According to the Global Port Tracker report released last week, cargo volume at major U.S. container ports will peak this month, the highest since last fall. This surge is attributed to retailers stocking up for the winter holidays.
Earlier supply chain threats due to labor negotiations at ports and package-delivery sectors have been addressed. “Retailers are gearing up for the crucial holiday season. Despite potential supply challenges, holiday goods are steadily entering the country, ensuring a smooth shipping season,” commented Jonathan Gold, NRF Vice President for Supply Chain and Customs Policy.
Several labor disputes have been tentatively resolved, including a 13-day port strike in western Canada and potential strikes at West Coast ports and United Parcel Service. While the Canadian labor agreement has been ratified, others are still in the ratification process.
Ben Hackett, the founder of Hackett Associates, highlighted a discrepancy. Despite increased consumer spending and employment, cargo volume has seen double-digit year-over-year declines. He explained, “The discrepancy between rising growth in sales and declining cargo volumes is happening because retailers are working their way through inventory built up over the last 12 to 18 months. Cargo growth should resume as inventories deplete.”

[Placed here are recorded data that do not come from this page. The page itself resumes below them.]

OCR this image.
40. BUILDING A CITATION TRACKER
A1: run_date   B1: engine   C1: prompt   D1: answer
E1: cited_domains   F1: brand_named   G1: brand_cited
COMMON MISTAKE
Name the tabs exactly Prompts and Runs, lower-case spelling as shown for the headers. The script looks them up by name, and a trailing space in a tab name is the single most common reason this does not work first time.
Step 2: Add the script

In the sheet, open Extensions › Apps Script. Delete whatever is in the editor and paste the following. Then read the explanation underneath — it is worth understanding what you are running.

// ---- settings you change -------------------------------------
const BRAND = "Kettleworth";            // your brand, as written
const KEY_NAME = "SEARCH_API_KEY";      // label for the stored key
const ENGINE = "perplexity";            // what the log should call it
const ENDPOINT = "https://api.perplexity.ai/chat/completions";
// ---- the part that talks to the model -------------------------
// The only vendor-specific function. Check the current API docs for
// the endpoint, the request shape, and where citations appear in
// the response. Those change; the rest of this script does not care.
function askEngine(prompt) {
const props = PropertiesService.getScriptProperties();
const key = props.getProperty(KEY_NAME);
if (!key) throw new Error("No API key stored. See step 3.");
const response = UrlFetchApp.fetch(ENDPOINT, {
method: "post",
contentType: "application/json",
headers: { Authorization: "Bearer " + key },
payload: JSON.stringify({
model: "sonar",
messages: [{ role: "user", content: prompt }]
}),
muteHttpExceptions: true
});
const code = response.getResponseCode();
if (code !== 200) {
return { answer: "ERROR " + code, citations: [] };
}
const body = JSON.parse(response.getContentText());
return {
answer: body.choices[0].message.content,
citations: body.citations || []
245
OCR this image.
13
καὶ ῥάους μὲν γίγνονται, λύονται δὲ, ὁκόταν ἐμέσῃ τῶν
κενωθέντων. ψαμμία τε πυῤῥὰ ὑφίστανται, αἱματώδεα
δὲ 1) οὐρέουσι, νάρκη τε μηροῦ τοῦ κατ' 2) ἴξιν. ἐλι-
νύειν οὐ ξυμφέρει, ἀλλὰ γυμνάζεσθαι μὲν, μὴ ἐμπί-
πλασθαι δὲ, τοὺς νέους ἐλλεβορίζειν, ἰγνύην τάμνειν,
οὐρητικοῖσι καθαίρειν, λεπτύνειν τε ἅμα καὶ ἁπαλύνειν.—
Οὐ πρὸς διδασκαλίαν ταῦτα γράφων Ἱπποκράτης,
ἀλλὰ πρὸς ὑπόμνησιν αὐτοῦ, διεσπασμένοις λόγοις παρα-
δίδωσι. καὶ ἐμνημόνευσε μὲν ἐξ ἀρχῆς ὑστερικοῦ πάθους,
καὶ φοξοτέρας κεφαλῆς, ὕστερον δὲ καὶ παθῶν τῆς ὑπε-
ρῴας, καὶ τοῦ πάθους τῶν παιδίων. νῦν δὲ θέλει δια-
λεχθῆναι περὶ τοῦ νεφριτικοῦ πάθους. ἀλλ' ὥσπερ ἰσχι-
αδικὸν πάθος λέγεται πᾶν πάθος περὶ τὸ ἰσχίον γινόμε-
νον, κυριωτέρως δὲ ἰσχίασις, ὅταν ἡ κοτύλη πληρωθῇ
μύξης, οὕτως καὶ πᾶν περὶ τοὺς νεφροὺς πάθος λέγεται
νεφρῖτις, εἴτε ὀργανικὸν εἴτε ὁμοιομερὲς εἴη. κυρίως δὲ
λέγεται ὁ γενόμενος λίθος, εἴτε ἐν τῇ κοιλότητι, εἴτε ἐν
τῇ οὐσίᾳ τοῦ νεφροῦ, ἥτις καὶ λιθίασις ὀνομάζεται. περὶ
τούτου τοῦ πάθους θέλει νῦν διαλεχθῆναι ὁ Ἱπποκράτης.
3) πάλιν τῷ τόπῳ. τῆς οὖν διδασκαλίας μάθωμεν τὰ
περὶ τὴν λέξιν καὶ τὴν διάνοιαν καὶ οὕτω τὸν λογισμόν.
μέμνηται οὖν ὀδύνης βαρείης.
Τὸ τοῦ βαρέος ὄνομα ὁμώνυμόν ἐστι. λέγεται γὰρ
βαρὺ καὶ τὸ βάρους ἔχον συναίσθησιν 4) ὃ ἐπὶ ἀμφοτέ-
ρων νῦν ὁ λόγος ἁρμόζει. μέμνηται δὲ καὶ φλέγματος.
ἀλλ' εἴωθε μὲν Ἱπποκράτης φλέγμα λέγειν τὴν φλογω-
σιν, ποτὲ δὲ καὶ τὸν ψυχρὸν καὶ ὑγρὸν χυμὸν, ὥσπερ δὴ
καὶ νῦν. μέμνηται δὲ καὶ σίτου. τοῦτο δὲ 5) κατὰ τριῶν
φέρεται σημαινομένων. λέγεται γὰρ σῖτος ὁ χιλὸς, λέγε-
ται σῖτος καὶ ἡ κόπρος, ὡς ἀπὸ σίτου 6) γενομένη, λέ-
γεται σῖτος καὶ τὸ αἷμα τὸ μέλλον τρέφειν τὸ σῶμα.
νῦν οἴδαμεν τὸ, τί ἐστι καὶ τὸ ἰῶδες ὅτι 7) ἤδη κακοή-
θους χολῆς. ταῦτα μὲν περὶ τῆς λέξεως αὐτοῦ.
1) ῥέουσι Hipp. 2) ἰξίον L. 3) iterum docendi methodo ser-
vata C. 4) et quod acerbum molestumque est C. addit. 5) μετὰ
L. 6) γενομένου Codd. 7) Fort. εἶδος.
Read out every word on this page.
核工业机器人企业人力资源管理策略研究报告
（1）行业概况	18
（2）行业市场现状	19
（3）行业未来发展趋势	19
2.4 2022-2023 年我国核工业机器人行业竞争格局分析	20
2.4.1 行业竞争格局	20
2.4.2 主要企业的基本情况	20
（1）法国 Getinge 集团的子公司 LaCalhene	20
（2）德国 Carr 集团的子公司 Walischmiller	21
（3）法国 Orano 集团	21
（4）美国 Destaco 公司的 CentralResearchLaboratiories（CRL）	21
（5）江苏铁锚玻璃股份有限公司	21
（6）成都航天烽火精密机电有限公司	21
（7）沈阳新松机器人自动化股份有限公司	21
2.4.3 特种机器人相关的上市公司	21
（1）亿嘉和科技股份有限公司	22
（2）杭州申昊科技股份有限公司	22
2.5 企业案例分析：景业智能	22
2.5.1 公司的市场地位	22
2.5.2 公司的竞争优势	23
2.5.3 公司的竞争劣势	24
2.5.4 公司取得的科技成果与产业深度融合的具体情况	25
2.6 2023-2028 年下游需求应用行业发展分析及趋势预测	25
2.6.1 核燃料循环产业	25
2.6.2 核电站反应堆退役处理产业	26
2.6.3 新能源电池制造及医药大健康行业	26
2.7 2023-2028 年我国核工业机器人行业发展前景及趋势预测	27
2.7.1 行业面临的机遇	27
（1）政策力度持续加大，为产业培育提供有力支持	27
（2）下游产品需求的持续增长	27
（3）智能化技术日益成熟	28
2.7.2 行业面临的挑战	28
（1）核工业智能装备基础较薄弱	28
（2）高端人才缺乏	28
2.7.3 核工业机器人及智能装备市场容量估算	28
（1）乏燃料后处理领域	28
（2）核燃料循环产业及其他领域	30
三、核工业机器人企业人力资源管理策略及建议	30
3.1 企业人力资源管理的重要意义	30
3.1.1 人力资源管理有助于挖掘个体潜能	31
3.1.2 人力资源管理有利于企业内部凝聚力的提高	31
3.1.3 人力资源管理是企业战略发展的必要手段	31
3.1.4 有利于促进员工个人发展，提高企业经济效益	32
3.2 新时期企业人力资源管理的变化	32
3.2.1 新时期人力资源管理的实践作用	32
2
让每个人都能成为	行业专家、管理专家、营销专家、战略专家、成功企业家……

June’s data showed U.S. ports handled 1.83 million Twenty-Foot Equivalent Units (TEU), a decline from the previous year. The first half of 2023 recorded 10.5 million TEU, a 22% drop from 2022’s first half. However, August is expected to hit 2.03 million TEU, the first time since October that numbers have reached 2 million. Projections for the remaining months of 2023 indicate fluctuations, but the total for the year is estimated at 22.3 million TEU, a 12.8% decrease from 2022.